几人一下午走了几个山头,眼看天已经暗了下来,一无所获的他们决定返回镇上了。
临近镇口的时候,那边传来一阵嘻哈声,千辰瑀觉得没意思,肯定是几个小孩在玩耍,可他仔细一听,嘻嘻哈哈的声音中夹杂着辱骂的声音。
丢掉狗尾巴草,他便往声音方向走了过去,二狗子和钱小京喊他,没喊答应,也跟了过去。
“大傻子,小傻子,都不如清水镇口的许傻子,许傻子,没爹娘,围着清水捡渣滓,大口袋,小口袋,袋袋装满娘的爱。”
“大傻子,小傻子……”
越过去声音越清楚,唱的是一段儿歌,声源是小孩子的声音。
千辰瑀走去一看,是一群小孩子围着一个坐在地上的少年,少年的脸埋在膝盖里,双手抱着头,面对孩子们的捉弄显然一点儿也不吃惊,也没有厌恶。
少年的衣服很脏,白色的短袖全是泥巴,他看不清少年的脸,但是他记得这件衣服,在山口的时候遇见的那个人穿的就是这件衣服。
那时候少年的衣服还是干净的。
“……袋袋装满娘的爱。”不知道这是孩子们围着少年唱的第几遍,只见这遍一唱完,孩子们就捡起地上的石子往少年身上砸。
少年坐在地上一声不吭,仿佛一个没有疼痛的雕塑。
奶声奶气中带着爽朗的嬉笑声在此刻看来,千辰瑀觉得讽刺至极。
他以前也做过这些孩子们中的一员,在以前的学校,他还是一个带头欺负同学的大哥,有着天不怕地不怕的脾气,也做过对同学丢石子垃圾等以脏为名的东西侮辱别人。
现在看着这些才几岁的孩子们,不知怎的感觉甚是讥讽。
世道炎凉,这些毛都没长齐的牙都没换完的孩子学到的第一件事居然是辱骂别人。
不知道这些当家长的是怎么想的。
“那不是那谁吗?”钱小京说。
千辰瑀皱着眉转过头看了他一眼,又是这样,几次碰到这个人二狗子他们都没说清这少年叫什么,他就这么没存在感吗?
为什么每次只有他很在意。
名字对一个人来说是称呼,也是最具形象的代表说明。
总是这样称呼一个人“那谁”,是有多没存在感。
“那谁?”千辰瑀问。
这个问题可能难住了钱小京,他偏着脑袋想了一会,才蹦出了个词,“许傻子,好像叫许什么宝。
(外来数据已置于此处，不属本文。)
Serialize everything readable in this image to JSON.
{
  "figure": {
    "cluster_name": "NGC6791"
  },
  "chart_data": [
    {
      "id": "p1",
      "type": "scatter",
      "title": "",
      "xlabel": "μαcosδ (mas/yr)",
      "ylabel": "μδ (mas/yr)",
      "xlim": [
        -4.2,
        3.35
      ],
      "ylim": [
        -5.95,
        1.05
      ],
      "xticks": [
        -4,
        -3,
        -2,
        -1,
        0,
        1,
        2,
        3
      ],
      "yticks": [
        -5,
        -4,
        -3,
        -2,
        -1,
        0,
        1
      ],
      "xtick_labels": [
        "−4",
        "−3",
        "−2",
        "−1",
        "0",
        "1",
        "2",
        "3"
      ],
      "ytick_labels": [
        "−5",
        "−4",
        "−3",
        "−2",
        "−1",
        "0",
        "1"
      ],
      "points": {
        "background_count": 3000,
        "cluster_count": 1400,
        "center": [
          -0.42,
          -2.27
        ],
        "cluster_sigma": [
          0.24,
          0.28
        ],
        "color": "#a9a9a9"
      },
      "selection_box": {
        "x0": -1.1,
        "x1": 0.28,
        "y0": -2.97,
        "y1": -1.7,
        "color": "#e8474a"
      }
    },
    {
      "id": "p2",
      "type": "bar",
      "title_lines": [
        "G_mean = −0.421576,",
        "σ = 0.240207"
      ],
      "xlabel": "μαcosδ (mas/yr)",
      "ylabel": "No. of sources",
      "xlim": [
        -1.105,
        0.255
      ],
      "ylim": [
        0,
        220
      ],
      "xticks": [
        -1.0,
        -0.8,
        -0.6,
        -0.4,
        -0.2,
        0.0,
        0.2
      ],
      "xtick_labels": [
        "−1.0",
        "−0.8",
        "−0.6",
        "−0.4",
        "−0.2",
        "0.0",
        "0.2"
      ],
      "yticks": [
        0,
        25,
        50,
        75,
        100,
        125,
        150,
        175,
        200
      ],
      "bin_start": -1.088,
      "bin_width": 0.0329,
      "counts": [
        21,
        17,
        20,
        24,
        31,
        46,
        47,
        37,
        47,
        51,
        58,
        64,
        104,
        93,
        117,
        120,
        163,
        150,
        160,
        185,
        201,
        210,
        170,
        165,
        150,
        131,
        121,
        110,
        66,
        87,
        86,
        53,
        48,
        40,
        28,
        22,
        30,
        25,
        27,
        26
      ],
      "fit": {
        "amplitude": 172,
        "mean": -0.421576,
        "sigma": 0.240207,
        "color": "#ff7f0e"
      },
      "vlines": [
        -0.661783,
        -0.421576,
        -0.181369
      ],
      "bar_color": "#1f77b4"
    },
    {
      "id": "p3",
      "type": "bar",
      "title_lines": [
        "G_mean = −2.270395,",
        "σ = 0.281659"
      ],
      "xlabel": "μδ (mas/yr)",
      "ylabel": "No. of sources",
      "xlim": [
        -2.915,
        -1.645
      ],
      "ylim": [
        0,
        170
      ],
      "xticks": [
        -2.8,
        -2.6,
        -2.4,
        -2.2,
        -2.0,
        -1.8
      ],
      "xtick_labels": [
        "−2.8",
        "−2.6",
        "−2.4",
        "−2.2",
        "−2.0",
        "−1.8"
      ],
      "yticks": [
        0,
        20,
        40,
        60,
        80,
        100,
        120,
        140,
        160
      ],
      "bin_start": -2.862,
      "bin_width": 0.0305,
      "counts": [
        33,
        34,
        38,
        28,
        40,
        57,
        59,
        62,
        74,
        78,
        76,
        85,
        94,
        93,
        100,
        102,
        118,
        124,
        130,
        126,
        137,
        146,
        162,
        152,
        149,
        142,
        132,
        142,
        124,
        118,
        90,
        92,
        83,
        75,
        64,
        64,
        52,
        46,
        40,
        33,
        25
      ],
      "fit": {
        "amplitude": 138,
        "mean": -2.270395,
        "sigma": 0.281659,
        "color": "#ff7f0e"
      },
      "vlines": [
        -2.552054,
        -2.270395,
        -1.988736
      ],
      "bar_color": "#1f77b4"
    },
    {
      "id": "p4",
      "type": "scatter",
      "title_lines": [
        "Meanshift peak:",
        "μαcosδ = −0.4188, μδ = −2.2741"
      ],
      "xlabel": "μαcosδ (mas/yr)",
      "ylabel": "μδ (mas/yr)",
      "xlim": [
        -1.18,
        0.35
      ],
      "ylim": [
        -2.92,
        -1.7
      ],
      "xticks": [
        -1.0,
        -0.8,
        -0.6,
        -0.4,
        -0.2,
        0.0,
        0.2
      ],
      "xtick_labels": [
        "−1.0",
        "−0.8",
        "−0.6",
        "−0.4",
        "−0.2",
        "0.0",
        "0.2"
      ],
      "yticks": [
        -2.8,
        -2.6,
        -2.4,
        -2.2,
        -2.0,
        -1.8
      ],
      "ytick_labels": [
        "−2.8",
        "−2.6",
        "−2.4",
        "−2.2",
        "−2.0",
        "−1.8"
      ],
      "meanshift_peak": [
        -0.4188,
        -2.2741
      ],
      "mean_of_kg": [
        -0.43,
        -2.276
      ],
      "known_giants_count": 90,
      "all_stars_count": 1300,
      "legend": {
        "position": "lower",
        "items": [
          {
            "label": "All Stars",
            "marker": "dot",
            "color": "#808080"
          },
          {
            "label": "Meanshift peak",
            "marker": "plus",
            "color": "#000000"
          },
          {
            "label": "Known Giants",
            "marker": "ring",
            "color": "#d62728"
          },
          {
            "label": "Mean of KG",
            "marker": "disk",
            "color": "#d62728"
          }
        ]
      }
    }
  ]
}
”
“千儿你也别打听这些闲事了,管他叫什么许傻子还是许宝器,快点天黑了,我回家晚了我妈不会给我留吃的。”二狗子拉了拉他围在腰间的外套。
千辰瑀这才想起自己外套在这里,刚才夜风吹过来的时候他还冷得抱紧胳膊,下意识以为自己就穿了件短袖。
伸手去解腰上的外套,才发现不知道什么时候被扯了个死结,路口没有路灯,只有天上微弱的月光,迎着月光他看不清也解不开死结,只得作罢。
没有得到他的反应,二狗子说,“我得回家了,我饿了一下午了。”
千辰瑀没有说话,二狗子说完就跑走了,看来是真的饿,跑步的速度快赶上马拉松了。
“我也回家了,这个周末的作业还没写完。”钱小京见二狗子走了,对他说完也走了。
二狗子和钱小京都走了,千辰瑀叹口气,往那边走了几步,黑暗中的他拧着眉吼了一声,“啊。”
低沉的声音有点嘶哑,在黑暗的夜里如鬼魅一般,一下吓走了少年周围的孩子们。
“啊——”一阵尖叫过后,孩子们作鸟兽状逃走,其中一个孩子被石头绊了一下,爬起来哭着回家了。
朦胧的月光从天上泻下来,像一缕缕倾泻的柔光打在他们身上。
不知怎地,他不觉得冷了。
听闻孩子们离去的声音,少年的脸从膝盖里捞了出来,脸上有点脏,有干掉的泪痕,不明显,但千辰瑀一眼就看到了。
“咳咳,”他随手捡起石子往少年那里走过去,把石子往上一扔,掉下来的时候反手接住,再一扔,再接住,“你没事吧。”
少年抬起头看着他,没有说话。
“还能站吗?”他以为少年腿受伤了站不起来,伸出手去。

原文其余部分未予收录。